[quote]Flower217 wrote:
I just found this thread - I’m literally shocked that so many people have shared this experience. Like so many, the first experience was nothing short of harrowing. AND what was really weird was I did not in any way any how feel any anxiety, not depressed, no signs, no warning, it just happened.
That was several years ago. I’ve had a few since then and I feel extremely proud and powerful that when it has happened I’ve been able to “work” through it with breathing. I know it sounds lame but it really has worked; I feel it coming on, am aware of it and 90% of the time I can actually get it to stop - for that I am happy. I’m not on any medication but I will say this “anxiety” thing with me is so fucking weird. It seems to materialize over days or something. I think I have a problem internalizing my anxiety somehow so it comes out in sleep patterns as well.
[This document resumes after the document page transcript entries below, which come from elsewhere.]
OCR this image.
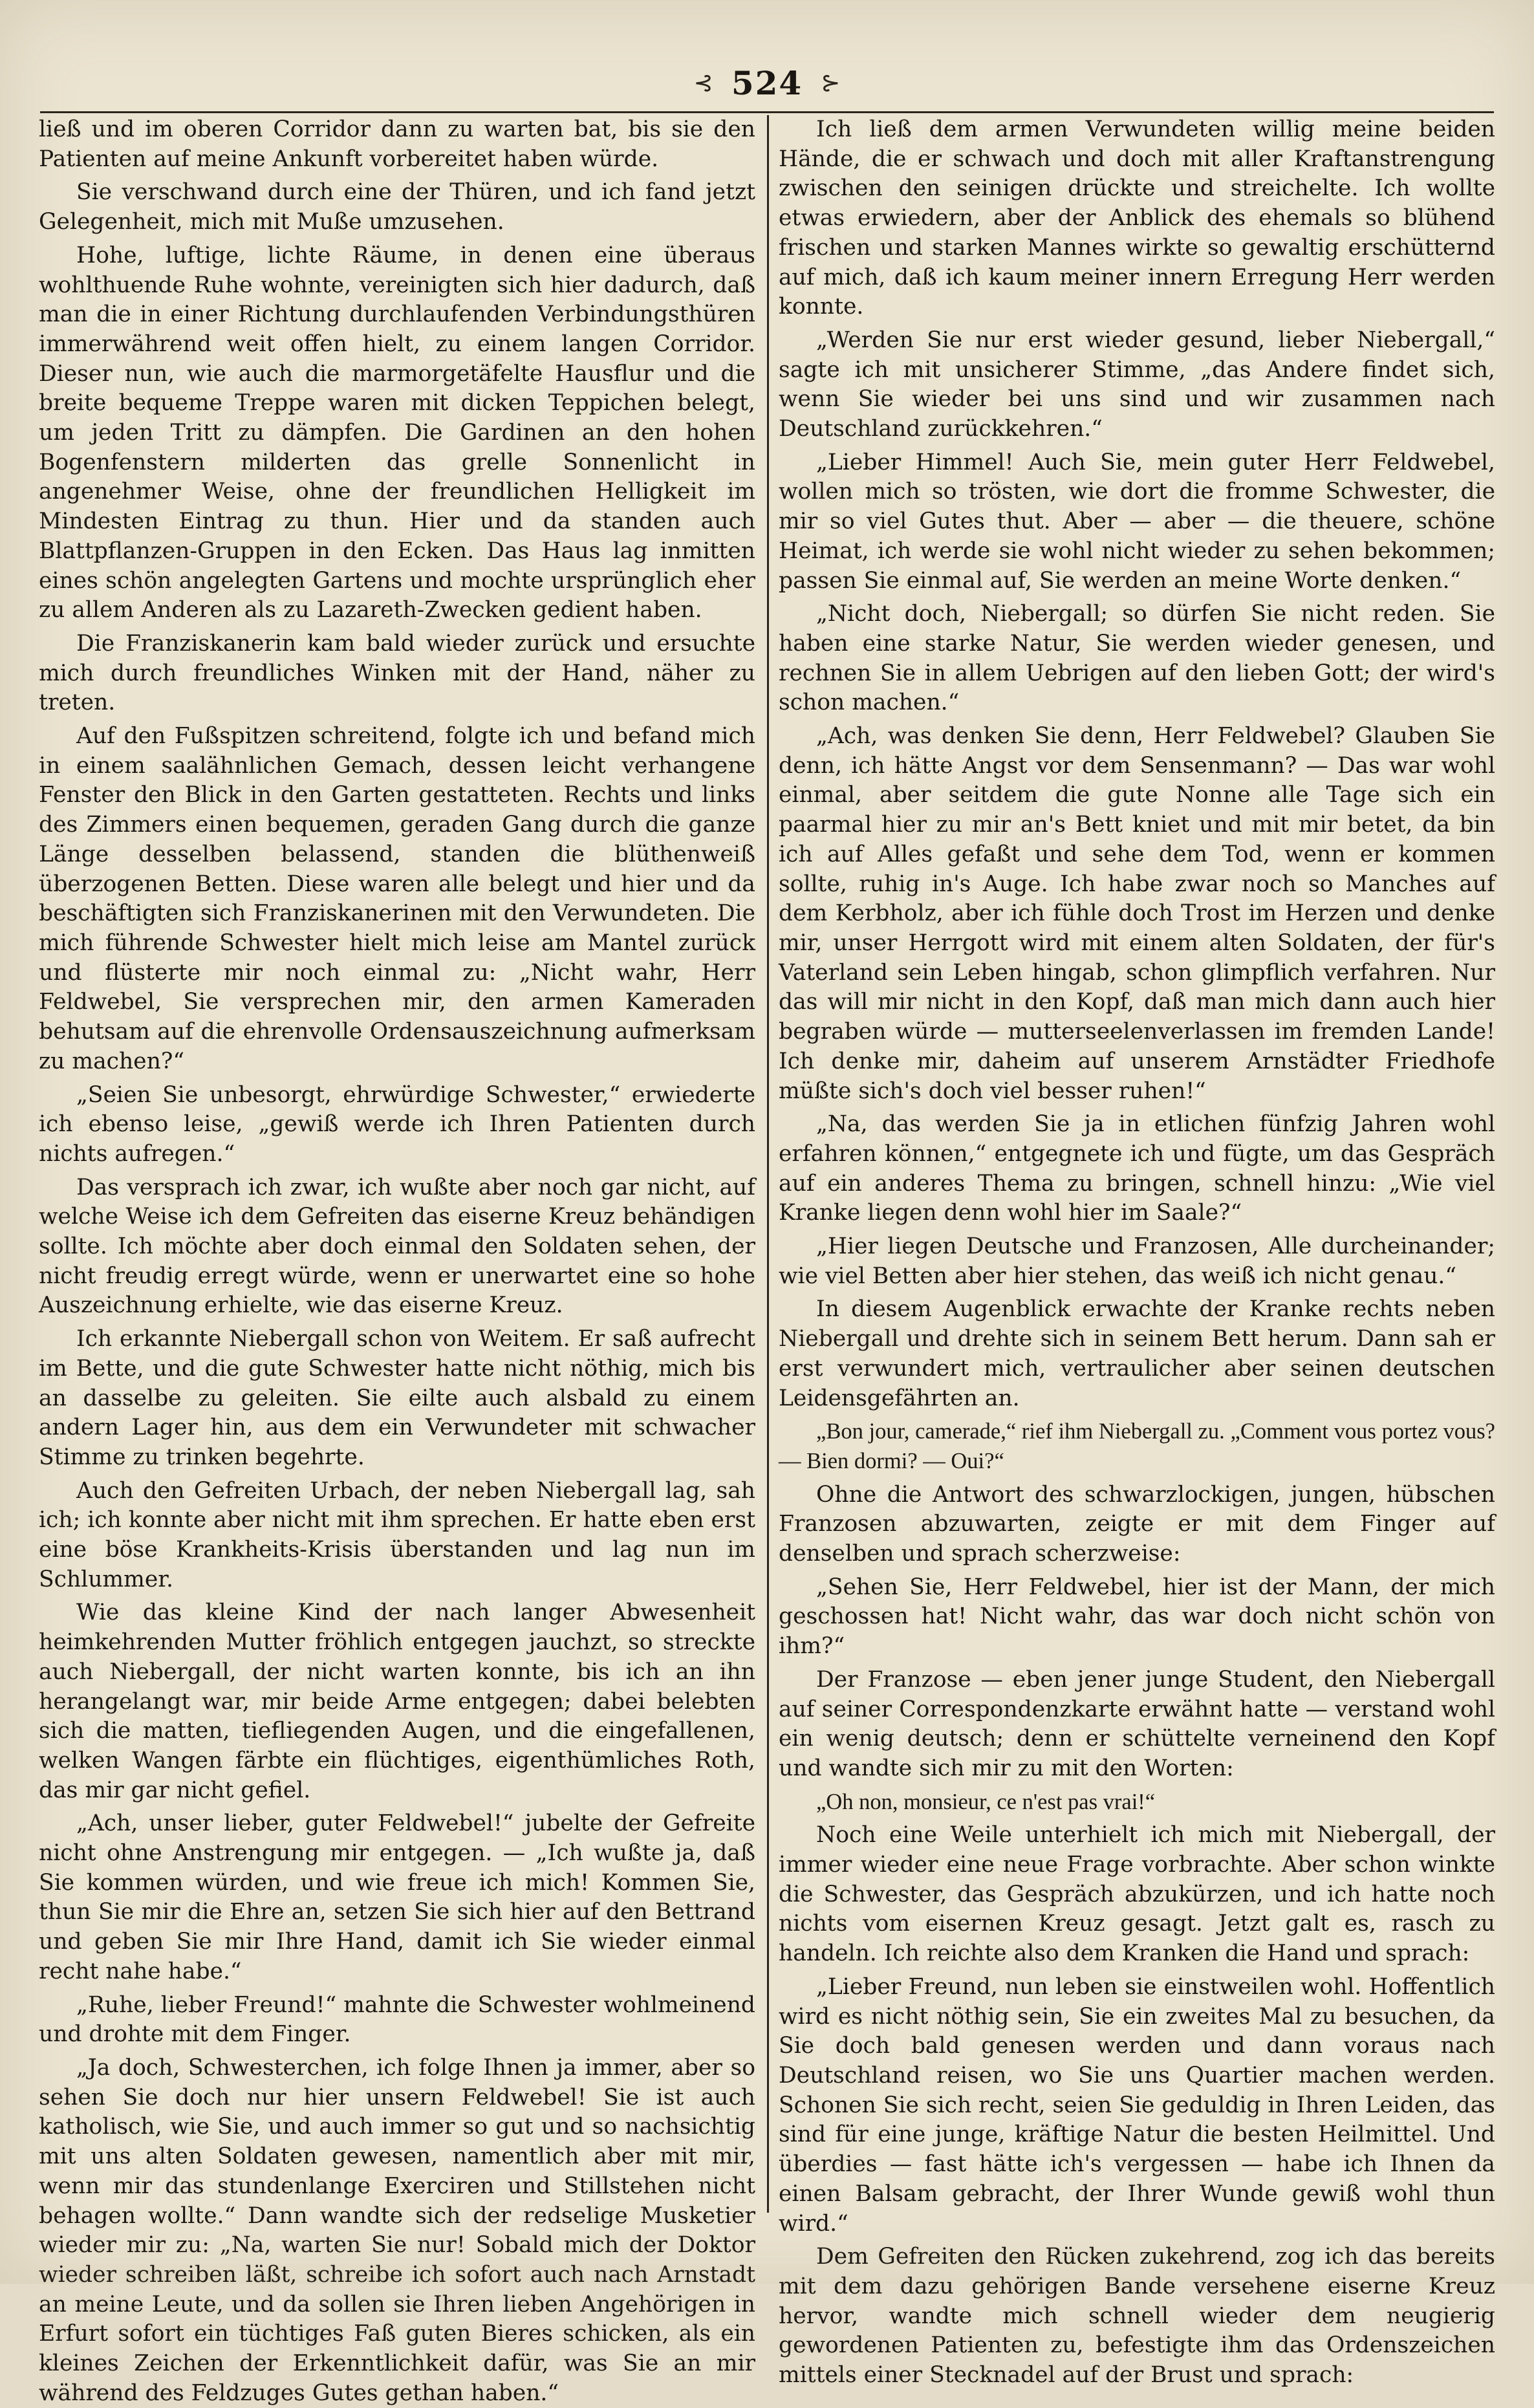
⊰ 524 ⊱

ließ und im oberen Corridor dann zu warten bat, bis sie den Patienten auf meine Ankunft vorbereitet haben würde.

Sie verschwand durch eine der Thüren, und ich fand jetzt Gelegenheit, mich mit Muße umzusehen.

Hohe, luftige, lichte Räume, in denen eine überaus wohlthuende Ruhe wohnte, vereinigten sich hier dadurch, daß man die in einer Richtung durchlaufenden Verbindungsthüren immerwährend weit offen hielt, zu einem langen Corridor. Dieser nun, wie auch die marmorgetäfelte Hausflur und die breite bequeme Treppe waren mit dicken Teppichen belegt, um jeden Tritt zu dämpfen. Die Gardinen an den hohen Bogenfenstern milderten das grelle Sonnenlicht in angenehmer Weise, ohne der freundlichen Helligkeit im Mindesten Eintrag zu thun. Hier und da standen auch Blattpflanzen-Gruppen in den Ecken. Das Haus lag inmitten eines schön angelegten Gartens und mochte ursprünglich eher zu allem Anderen als zu Lazareth-Zwecken gedient haben.

Die Franziskanerin kam bald wieder zurück und ersuchte mich durch freundliches Winken mit der Hand, näher zu treten.

Auf den Fußspitzen schreitend, folgte ich und befand mich in einem saalähnlichen Gemach, dessen leicht verhangene Fenster den Blick in den Garten gestatteten. Rechts und links des Zimmers einen bequemen, geraden Gang durch die ganze Länge desselben belassend, standen die blüthenweiß überzogenen Betten. Diese waren alle belegt und hier und da beschäftigten sich Franziskanerinen mit den Verwundeten. Die mich führende Schwester hielt mich leise am Mantel zurück und flüsterte mir noch einmal zu: „Nicht wahr, Herr Feldwebel, Sie versprechen mir, den armen Kameraden behutsam auf die ehrenvolle Ordensauszeichnung aufmerksam zu machen?“

„Seien Sie unbesorgt, ehrwürdige Schwester,“ erwiederte ich ebenso leise, „gewiß werde ich Ihren Patienten durch nichts aufregen.“

Das versprach ich zwar, ich wußte aber noch gar nicht, auf welche Weise ich dem Gefreiten das eiserne Kreuz behändigen sollte. Ich möchte aber doch einmal den Soldaten sehen, der nicht freudig erregt würde, wenn er unerwartet eine so hohe Auszeichnung erhielte, wie das eiserne Kreuz.

Ich erkannte Niebergall schon von Weitem. Er saß aufrecht im Bette, und die gute Schwester hatte nicht nöthig, mich bis an dasselbe zu geleiten. Sie eilte auch alsbald zu einem andern Lager hin, aus dem ein Verwundeter mit schwacher Stimme zu trinken begehrte.

Auch den Gefreiten Urbach, der neben Niebergall lag, sah ich; ich konnte aber nicht mit ihm sprechen. Er hatte eben erst eine böse Krankheits-Krisis überstanden und lag nun im Schlummer.

Wie das kleine Kind der nach langer Abwesenheit heimkehrenden Mutter fröhlich entgegen jauchzt, so streckte auch Niebergall, der nicht warten konnte, bis ich an ihn herangelangt war, mir beide Arme entgegen; dabei belebten sich die matten, tiefliegenden Augen, und die eingefallenen, welken Wangen färbte ein flüchtiges, eigenthümliches Roth, das mir gar nicht gefiel.

„Ach, unser lieber, guter Feldwebel!“ jubelte der Gefreite nicht ohne Anstrengung mir entgegen. — „Ich wußte ja, daß Sie kommen würden, und wie freue ich mich! Kommen Sie, thun Sie mir die Ehre an, setzen Sie sich hier auf den Bettrand und geben Sie mir Ihre Hand, damit ich Sie wieder einmal recht nahe habe.“

„Ruhe, lieber Freund!“ mahnte die Schwester wohlmeinend und drohte mit dem Finger.

„Ja doch, Schwesterchen, ich folge Ihnen ja immer, aber so sehen Sie doch nur hier unsern Feldwebel! Sie ist auch katholisch, wie Sie, und auch immer so gut und so nachsichtig mit uns alten Soldaten gewesen, namentlich aber mit mir, wenn mir das stundenlange Exerciren und Stillstehen nicht behagen wollte.“ Dann wandte sich der redselige Musketier wieder mir zu: „Na, warten Sie nur! Sobald mich der Doktor wieder schreiben läßt, schreibe ich sofort auch nach Arnstadt an meine Leute, und da sollen sie Ihren lieben Angehörigen in Erfurt sofort ein tüchtiges Faß guten Bieres schicken, als ein kleines Zeichen der Erkenntlichkeit dafür, was Sie an mir während des Feldzuges Gutes gethan haben.“

Ich ließ dem armen Verwundeten willig meine beiden Hände, die er schwach und doch mit aller Kraftanstrengung zwischen den seinigen drückte und streichelte. Ich wollte etwas erwiedern, aber der Anblick des ehemals so blühend frischen und starken Mannes wirkte so gewaltig erschütternd auf mich, daß ich kaum meiner innern Erregung Herr werden konnte.

„Werden Sie nur erst wieder gesund, lieber Niebergall,“ sagte ich mit unsicherer Stimme, „das Andere findet sich, wenn Sie wieder bei uns sind und wir zusammen nach Deutschland zurückkehren.“

„Lieber Himmel! Auch Sie, mein guter Herr Feldwebel, wollen mich so trösten, wie dort die fromme Schwester, die mir so viel Gutes thut. Aber — aber — die theuere, schöne Heimat, ich werde sie wohl nicht wieder zu sehen bekommen; passen Sie einmal auf, Sie werden an meine Worte denken.“

„Nicht doch, Niebergall; so dürfen Sie nicht reden. Sie haben eine starke Natur, Sie werden wieder genesen, und rechnen Sie in allem Uebrigen auf den lieben Gott; der wird's schon machen.“

„Ach, was denken Sie denn, Herr Feldwebel? Glauben Sie denn, ich hätte Angst vor dem Sensenmann? — Das war wohl einmal, aber seitdem die gute Nonne alle Tage sich ein paarmal hier zu mir an's Bett kniet und mit mir betet, da bin ich auf Alles gefaßt und sehe dem Tod, wenn er kommen sollte, ruhig in's Auge. Ich habe zwar noch so Manches auf dem Kerbholz, aber ich fühle doch Trost im Herzen und denke mir, unser Herrgott wird mit einem alten Soldaten, der für's Vaterland sein Leben hingab, schon glimpflich verfahren. Nur das will mir nicht in den Kopf, daß man mich dann auch hier begraben würde — mutterseelenverlassen im fremden Lande! Ich denke mir, daheim auf unserem Arnstädter Friedhofe müßte sich's doch viel besser ruhen!“

„Na, das werden Sie ja in etlichen fünfzig Jahren wohl erfahren können,“ entgegnete ich und fügte, um das Gespräch auf ein anderes Thema zu bringen, schnell hinzu: „Wie viel Kranke liegen denn wohl hier im Saale?“

„Hier liegen Deutsche und Franzosen, Alle durcheinander; wie viel Betten aber hier stehen, das weiß ich nicht genau.“

In diesem Augenblick erwachte der Kranke rechts neben Niebergall und drehte sich in seinem Bett herum. Dann sah er erst verwundert mich, vertraulicher aber seinen deutschen Leidensgefährten an.

„Bon jour, camerade,“ rief ihm Niebergall zu. „Comment vous portez vous? — Bien dormi? — Oui?“

Ohne die Antwort des schwarzlockigen, jungen, hübschen Franzosen abzuwarten, zeigte er mit dem Finger auf denselben und sprach scherzweise:

„Sehen Sie, Herr Feldwebel, hier ist der Mann, der mich geschossen hat! Nicht wahr, das war doch nicht schön von ihm?“

Der Franzose — eben jener junge Student, den Niebergall auf seiner Correspondenzkarte erwähnt hatte — verstand wohl ein wenig deutsch; denn er schüttelte verneinend den Kopf und wandte sich mir zu mit den Worten:

„Oh non, monsieur, ce n'est pas vrai!“

Noch eine Weile unterhielt ich mich mit Niebergall, der immer wieder eine neue Frage vorbrachte. Aber schon winkte die Schwester, das Gespräch abzukürzen, und ich hatte noch nichts vom eisernen Kreuz gesagt. Jetzt galt es, rasch zu handeln. Ich reichte also dem Kranken die Hand und sprach:

„Lieber Freund, nun leben sie einstweilen wohl. Hoffentlich wird es nicht nöthig sein, Sie ein zweites Mal zu besuchen, da Sie doch bald genesen werden und dann voraus nach Deutschland reisen, wo Sie uns Quartier machen werden. Schonen Sie sich recht, seien Sie geduldig in Ihren Leiden, das sind für eine junge, kräftige Natur die besten Heilmittel. Und überdies — fast hätte ich's vergessen — habe ich Ihnen da einen Balsam gebracht, der Ihrer Wunde gewiß wohl thun wird.“

Dem Gefreiten den Rücken zukehrend, zog ich das bereits mit dem dazu gehörigen Bande versehene eiserne Kreuz hervor, wandte mich schnell wieder dem neugierig gewordenen Patienten zu, befestigte ihm das Ordenszeichen mittels einer Stecknadel auf der Brust und sprach:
Here’s the latest and its a doozey - HIVES!!! Yes fucking hives!!! I don’t know whats worse because the attacks don’t last too too long but the hives have been endless and very uncomfortable. The sleeping too - check out the time, its 3AM, I’ve been up an hour; I get 5 hours sleep max. Doesn’t happen all the time and its not due to dreams but I’ve woken up after 15 minutes of sleep gasping, not a panic attack, nothing going on, it just happens. Some times worse than others, to the point of it happening over and over then afraid to go to sleep. While I’m glad the attacks are gone for the most part I believe my anxiety/stress is coming out in different ways.
I think we’re all different in the many ways we internalize stress and anxiety, I try to just look at it with “what a pain in the ass” type of attitude. Panic attacks are something that many don’t discuss - I have yet to meet a person suffering from them where I’ve actually thought theirs were worse than mine - it just seems like that, you just don’t know unless you’ve experienced it. There’s just no way of exactly describing this experience, it is truly awful. And yes, I’ve gone to the hospital. One particularly bad time it actually got worse upon arrival because I thought I was going to die right in the parking lot. What a joke, healthy female arrives at hospital too late and succumbs to anxiety attack and dies in hospital parking lot.
Thank you so very much for sharing all this, there is some comfort in knowing that you’re not alone and ordinary everyday people do experience the same.
And BTW, my first reaction upon reading was to get back in the gym and fight your way through it (and hope like hell you don’t get hives LOL).[/quote]
Flower,
I’m so glad you found this thread. Seeing so many people respond has really shocked me, but in a good way. It’s nice to know that we’re not alone in dealing with this issue and hopefully with the many people that have replied to this thread, you can possibly find someone to talk to and share your experiences with, then that’s even better.
Sorry to hear about your sleeping problems. That’s a real bummer. Getting a good night’s sleep is really important in reducing anxiety levels, so you might want to look into something you can take that will help you sleep (sorry, I’m drawing a blank but I know there’s something natural that you can take that will help with this).
Never had the hives, that must really suck! Hopefully they’ll go away and never return.
You’re right in that people don’t discuss panic attacks. I’ve tried to explain my attacks to a few co-workers and they just kind of look at me blankly, probably thinking internally that I’m weird or something. If you’ve never had one, it is hard for a lot of people to understand why/how they are so crippling to those that have them.
Keep up the breathing, it really does help to relax and re-center yourself. I make sure to either do deep breathing and/or meditation every day and that’s been key in my improvement.
Anytime you need to talk, don’t hesitate to post something on this thread, or if you don’t feel like sharing with the group, you can always shoot myself or someone else on here a PM.